Docker intègre un autre mode d’interconnexion réseau, un driver appelé macvlan : en pratique, il s’agit plus ou moins d’un virtual switch qu’on trouve sur les principales solutions de VM : on crée des réseaux virtuels adossés à une interface physique, et les machines associées disposent alors d’une stack IP complète. Attention, cependant : le nom macvlan semble impliquer qu’on crée un VLAN entier (donc avec subnet et passerelle associées), mais c’est faux. En réalité, il s’agit plus d’un sous-réseau du LAN physique qui vient se greffer à ce dernier. Ici, on crée donc un subnet à host unique 10.1.1.52/32, qui sera également l’adresse IP du conteneur Pi-hole.

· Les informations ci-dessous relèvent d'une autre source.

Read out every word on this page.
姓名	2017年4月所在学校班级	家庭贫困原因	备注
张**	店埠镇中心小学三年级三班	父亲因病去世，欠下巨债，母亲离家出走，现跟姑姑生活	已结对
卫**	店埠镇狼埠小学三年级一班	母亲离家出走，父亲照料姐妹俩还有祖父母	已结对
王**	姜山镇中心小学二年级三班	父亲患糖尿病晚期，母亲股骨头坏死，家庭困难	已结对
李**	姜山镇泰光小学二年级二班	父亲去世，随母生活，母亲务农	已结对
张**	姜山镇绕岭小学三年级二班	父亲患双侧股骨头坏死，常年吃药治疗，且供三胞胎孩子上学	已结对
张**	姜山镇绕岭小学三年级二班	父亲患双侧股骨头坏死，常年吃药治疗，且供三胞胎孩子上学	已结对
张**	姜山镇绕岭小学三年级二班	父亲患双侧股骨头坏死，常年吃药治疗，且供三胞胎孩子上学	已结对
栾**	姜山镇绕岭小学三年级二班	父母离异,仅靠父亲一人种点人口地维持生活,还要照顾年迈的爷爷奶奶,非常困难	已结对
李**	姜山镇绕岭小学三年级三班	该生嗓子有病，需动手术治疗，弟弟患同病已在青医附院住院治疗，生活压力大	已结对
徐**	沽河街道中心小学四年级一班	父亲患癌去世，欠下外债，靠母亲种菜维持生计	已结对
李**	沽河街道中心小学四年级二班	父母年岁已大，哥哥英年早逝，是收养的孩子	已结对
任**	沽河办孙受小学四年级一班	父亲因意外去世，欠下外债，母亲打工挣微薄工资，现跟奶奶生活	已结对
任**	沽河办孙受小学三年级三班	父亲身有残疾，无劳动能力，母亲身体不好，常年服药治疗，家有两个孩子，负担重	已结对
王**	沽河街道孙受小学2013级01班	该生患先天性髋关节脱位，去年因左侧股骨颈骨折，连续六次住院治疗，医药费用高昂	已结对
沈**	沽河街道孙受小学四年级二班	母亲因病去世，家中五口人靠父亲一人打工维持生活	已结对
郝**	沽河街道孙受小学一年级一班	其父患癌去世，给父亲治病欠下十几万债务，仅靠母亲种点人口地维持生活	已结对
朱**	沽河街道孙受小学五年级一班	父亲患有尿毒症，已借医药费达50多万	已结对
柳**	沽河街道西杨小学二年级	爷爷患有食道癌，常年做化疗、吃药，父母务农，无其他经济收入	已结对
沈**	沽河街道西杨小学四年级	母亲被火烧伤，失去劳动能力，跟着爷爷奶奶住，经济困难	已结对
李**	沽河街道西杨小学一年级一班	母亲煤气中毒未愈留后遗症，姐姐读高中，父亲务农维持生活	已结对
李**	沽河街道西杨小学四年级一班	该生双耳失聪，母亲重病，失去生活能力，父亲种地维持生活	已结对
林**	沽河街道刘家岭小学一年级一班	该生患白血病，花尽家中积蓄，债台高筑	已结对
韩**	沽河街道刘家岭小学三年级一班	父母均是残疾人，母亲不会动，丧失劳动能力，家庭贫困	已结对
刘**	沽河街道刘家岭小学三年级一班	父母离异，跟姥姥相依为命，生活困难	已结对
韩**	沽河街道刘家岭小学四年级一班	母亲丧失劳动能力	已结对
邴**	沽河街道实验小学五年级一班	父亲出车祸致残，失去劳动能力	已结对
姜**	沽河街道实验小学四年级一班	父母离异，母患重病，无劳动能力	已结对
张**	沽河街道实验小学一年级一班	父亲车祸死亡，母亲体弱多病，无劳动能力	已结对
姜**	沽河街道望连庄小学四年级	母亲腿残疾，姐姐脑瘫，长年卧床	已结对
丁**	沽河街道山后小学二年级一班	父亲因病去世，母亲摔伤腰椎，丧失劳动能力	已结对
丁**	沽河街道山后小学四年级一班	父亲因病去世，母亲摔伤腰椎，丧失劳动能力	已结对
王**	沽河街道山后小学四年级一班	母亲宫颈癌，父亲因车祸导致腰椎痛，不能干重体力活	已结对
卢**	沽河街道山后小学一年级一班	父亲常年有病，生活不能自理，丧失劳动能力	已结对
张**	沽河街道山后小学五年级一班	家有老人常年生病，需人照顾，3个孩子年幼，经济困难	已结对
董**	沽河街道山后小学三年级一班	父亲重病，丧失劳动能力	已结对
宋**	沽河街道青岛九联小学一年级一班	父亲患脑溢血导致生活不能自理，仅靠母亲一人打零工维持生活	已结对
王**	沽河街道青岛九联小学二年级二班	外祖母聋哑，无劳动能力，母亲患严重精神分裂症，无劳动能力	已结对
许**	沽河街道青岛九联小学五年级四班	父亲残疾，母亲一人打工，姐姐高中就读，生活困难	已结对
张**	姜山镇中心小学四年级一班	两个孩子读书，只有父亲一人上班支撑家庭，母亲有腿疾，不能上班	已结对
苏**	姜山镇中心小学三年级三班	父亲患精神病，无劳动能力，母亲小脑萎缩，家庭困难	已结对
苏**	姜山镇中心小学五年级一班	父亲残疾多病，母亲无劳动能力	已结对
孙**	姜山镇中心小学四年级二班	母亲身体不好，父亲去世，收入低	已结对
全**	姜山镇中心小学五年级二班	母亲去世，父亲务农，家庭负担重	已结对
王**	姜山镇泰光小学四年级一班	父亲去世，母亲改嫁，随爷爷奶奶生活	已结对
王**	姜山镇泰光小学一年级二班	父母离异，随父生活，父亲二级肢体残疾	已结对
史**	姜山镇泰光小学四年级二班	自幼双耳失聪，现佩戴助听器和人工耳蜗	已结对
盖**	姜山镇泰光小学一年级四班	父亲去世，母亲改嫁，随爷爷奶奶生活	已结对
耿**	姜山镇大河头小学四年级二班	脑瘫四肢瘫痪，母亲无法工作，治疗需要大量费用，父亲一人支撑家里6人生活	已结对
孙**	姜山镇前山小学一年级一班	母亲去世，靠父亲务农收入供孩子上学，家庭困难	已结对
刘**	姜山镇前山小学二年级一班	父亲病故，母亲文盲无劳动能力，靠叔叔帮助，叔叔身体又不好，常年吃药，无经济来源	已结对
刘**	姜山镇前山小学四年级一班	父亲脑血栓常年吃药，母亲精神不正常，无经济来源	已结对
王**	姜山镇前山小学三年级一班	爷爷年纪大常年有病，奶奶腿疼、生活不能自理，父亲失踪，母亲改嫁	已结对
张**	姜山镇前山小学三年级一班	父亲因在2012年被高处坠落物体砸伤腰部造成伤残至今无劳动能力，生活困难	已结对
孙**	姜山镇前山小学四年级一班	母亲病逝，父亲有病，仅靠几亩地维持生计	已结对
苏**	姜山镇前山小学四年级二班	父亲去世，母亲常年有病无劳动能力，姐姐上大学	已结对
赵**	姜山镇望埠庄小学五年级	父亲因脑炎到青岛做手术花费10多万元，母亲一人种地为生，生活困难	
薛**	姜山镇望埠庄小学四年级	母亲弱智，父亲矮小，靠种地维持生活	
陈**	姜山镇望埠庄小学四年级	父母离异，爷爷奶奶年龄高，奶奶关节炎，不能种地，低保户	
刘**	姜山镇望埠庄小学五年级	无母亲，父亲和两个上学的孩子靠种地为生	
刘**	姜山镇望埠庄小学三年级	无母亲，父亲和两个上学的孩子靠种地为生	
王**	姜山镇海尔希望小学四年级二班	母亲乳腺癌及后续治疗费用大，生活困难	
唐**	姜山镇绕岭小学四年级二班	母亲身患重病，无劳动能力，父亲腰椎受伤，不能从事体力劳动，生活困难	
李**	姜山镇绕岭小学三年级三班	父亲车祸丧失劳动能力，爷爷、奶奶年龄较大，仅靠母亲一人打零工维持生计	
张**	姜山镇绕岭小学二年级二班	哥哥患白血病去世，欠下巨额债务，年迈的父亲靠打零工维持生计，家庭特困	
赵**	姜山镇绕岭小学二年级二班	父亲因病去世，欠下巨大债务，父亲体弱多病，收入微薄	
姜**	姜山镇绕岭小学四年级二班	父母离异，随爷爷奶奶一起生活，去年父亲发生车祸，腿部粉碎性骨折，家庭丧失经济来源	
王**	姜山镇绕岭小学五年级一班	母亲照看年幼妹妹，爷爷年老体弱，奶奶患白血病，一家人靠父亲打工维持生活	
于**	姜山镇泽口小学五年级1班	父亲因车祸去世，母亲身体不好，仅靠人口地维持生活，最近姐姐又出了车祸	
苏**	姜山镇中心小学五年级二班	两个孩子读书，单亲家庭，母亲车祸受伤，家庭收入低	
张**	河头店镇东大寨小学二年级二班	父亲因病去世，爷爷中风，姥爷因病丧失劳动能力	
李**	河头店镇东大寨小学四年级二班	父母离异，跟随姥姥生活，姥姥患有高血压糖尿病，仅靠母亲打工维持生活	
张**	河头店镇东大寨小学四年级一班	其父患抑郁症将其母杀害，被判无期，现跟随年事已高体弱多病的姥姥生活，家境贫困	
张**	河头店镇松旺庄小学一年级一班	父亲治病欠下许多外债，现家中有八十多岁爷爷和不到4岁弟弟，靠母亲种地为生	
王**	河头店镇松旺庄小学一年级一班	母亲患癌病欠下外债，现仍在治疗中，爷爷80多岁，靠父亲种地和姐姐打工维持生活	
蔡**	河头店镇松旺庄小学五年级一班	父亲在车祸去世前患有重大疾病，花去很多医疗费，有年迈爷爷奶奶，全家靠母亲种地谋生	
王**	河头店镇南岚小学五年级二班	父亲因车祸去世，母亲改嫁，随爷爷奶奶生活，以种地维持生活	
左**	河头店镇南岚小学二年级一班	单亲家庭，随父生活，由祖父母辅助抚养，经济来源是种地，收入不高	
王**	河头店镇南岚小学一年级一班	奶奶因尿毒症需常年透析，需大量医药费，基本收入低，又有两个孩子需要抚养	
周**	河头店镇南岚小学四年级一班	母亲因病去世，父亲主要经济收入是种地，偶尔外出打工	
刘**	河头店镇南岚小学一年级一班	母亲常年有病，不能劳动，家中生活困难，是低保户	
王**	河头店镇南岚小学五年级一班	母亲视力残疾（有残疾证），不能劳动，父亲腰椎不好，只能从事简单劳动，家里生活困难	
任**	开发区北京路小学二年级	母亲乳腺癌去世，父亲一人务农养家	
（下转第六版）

La création d’un tel réseau n’est pas chose aisée : après avoir suivi plusieurs tutoriels, j’ai noté 4 étapes principales.
- Créer une configuration du réseau : c’est là qu’on définit à la fois l’adressage du réseau et l’interface parent (ici : « ovs_eth0 ») :

- Créer une instance du réseau : pas de paramètre particulier ici, il suffit de choisir la configuration précédemment créée dans le menu (attention : bien cocher l’option Enable manual container attachment) :

- Associer le nouveau réseau avec l’interface physique et l’activer, grâe aux commandes suivantes (attention : ces commandes sont peut-être inutiles – à vérifier) :
ip link add mac0 link ovs_eth0 type macvlan mode bridgeip addr add 10.9.9.1/24 dev mac0ifconfig mac0 up
- Définir une route statique sur le routeur du LAN désignant l’hôte (i.e. le NAS) comme le next-hop pour le réseau 10.9.9.0/24
Une fois ceci fait, on (re)déploie le conteneur en lui affectant l’adresse IP prévue dans le nouveau subnet, ainsi que la passerelle et les serveurs DNS standards, et il se comporte alors comme une véritable machine dans le LAN. Il ne reste plus qu’à définir cette IP comme résolveur DNS dans le serveur DHCP, et Pi-hole peut alors remplir sa fonction.